# TV Can't Find DVD Player; Need help!



## Aderas (Apr 24, 2009)

Hello, Electronics forum. I need a bit of help with an old TV.

We lost the remote some time ago (thinking the Nephew trashed it,) and we bought a DVD player for it- it was a cheap, simple DVD player, a memorex. We didn't think there would be any problem, but the TV doesn't recognize it- and unfortunately, switching channels doesn't automatically go to the AV channels or anything.

As you can see, we're in a bit of a bind- we can't use the DVD player at all, and we can't find the remote! I looked up a couple of videos for do-it-yourself remotes, but they didn't seem to really be very effective for precise commands- like the input button.

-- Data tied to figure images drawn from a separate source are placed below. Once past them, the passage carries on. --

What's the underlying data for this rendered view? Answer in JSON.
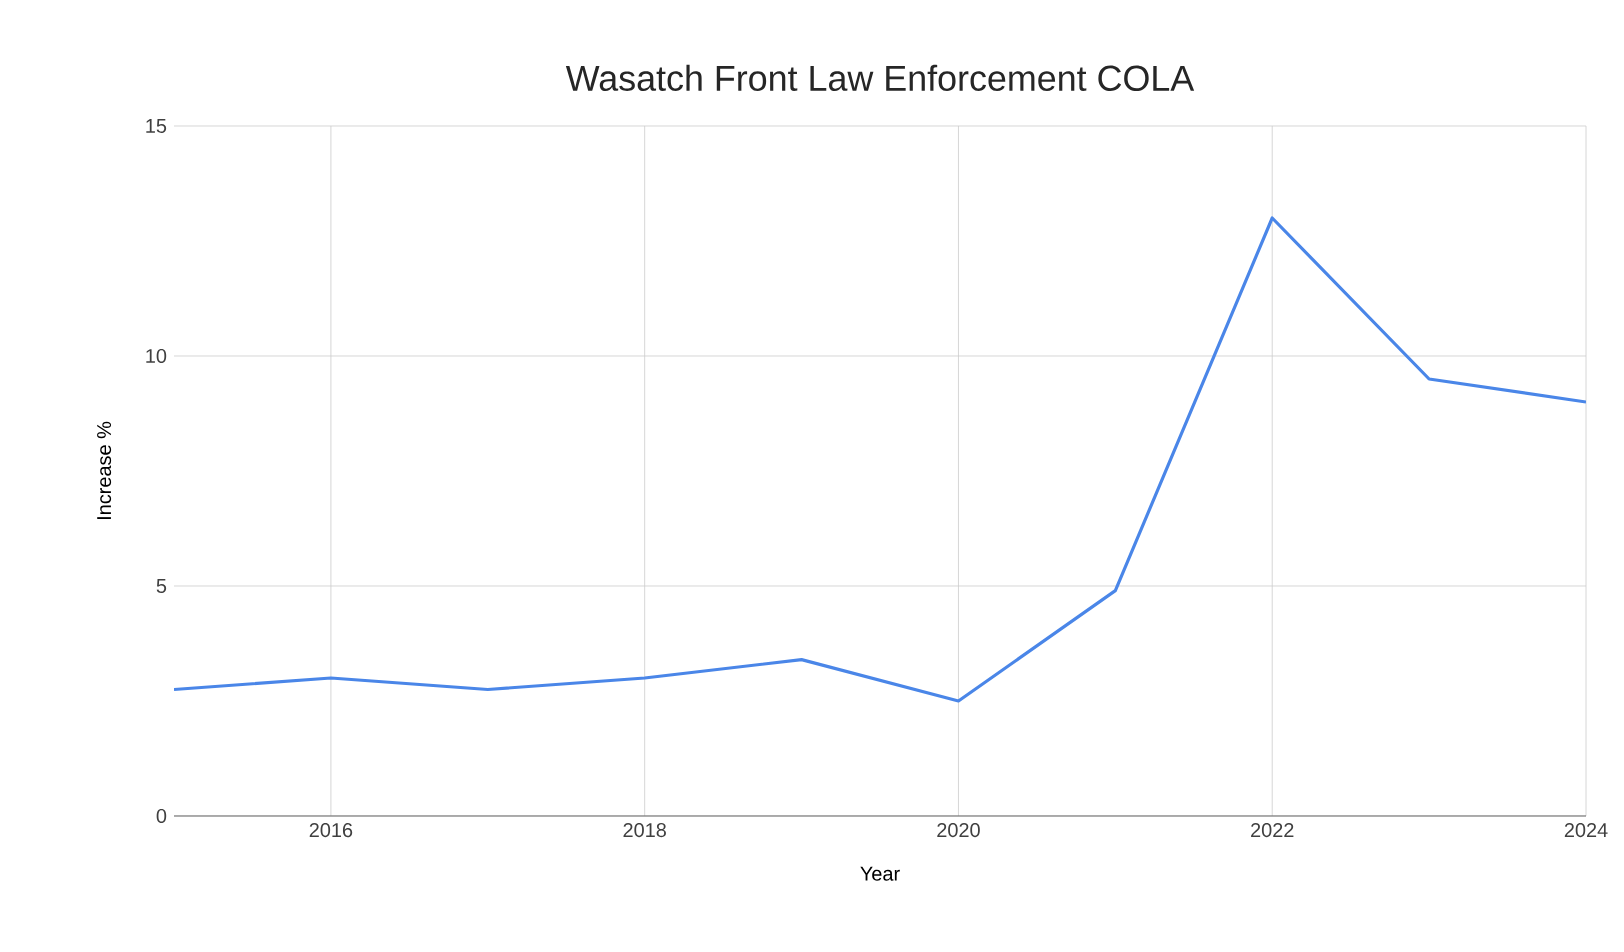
{
  "chart_data": {
    "type": "line",
    "title": "Wasatch Front Law Enforcement COLA",
    "xlabel": "Year",
    "ylabel": "Increase %",
    "x": [
      2015,
      2016,
      2017,
      2018,
      2019,
      2020,
      2021,
      2022,
      2023,
      2024
    ],
    "series": [
      {
        "color": "#4a86e8",
        "values": [
          2.75,
          3.0,
          2.75,
          3.0,
          3.4,
          2.5,
          4.9,
          13.0,
          9.5,
          9.0
        ]
      }
    ],
    "xlim": [
      2015,
      2024
    ],
    "ylim": [
      0,
      15
    ],
    "xticks": [
      2016,
      2018,
      2020,
      2022,
      2024
    ],
    "yticks": [
      0,
      5,
      10,
      15
    ],
    "grid": true,
    "marker": "none",
    "line_style": "solid"
  }
}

So, long story short, is there anything, DIY or otherwise that I can try and do to make this work?


----------



## ShaneMcBride (Oct 5, 2010)

Option 1: You can see if you can access the TV menus via the buttons. If you can, poke around until you see and autoprogram feature. Make sure DVD player is on and playing.

Option 2: Use the buttons on TV to select input

Option 3: Did the DVD player come with a remote? If so, it most likely can turn a TV on/off etc. Look at how to program the remote. Look up the code for your TV and see if you can get the DVD remote to access the TV.

Option 4: Buy a cheap universal remote.


----------



## WereBo (Apr 5, 2008)

I can't remember the name of the company I used, a few years ago when the buttons died, but there are companies on the web that can supply specific remote-controls. All you need is the TV model-number, usually found on the back somewhere.

Try googling 'Remote control for ......' .... being the TV model :smile:


----------



## askij (Sep 28, 2010)

Is it LCD TV?


----------



## Done_Fishin (Oct 10, 2006)

How exactly have you connected the DVD to the TV?

Scart, Coax or just a simple AV connection ?
Are you sure that you have connected the right cables to the right place ? Some cables are labelled IN / OUT at the RCA connectors and this infers a signal going IN or OUT to the device being connected whilst in fact it refers to the opposite end. They don't allow automatic switching either so it would be better to go for scart to scart if possible or manually switch to AV mode.
If using a coax connection, again, no automatic switching. There should be an adjuster at the back of the DVD player or perhaps it's internal these days to adjust the output channel to a known channel on the TV. It used to be Channel 36 UHF or VHF channel 2 but that may have changed. Normally a test signal can be activated and then allow the tv to scan or manual adjust tuner and band until you find it.

Can you give make & model of TV


----------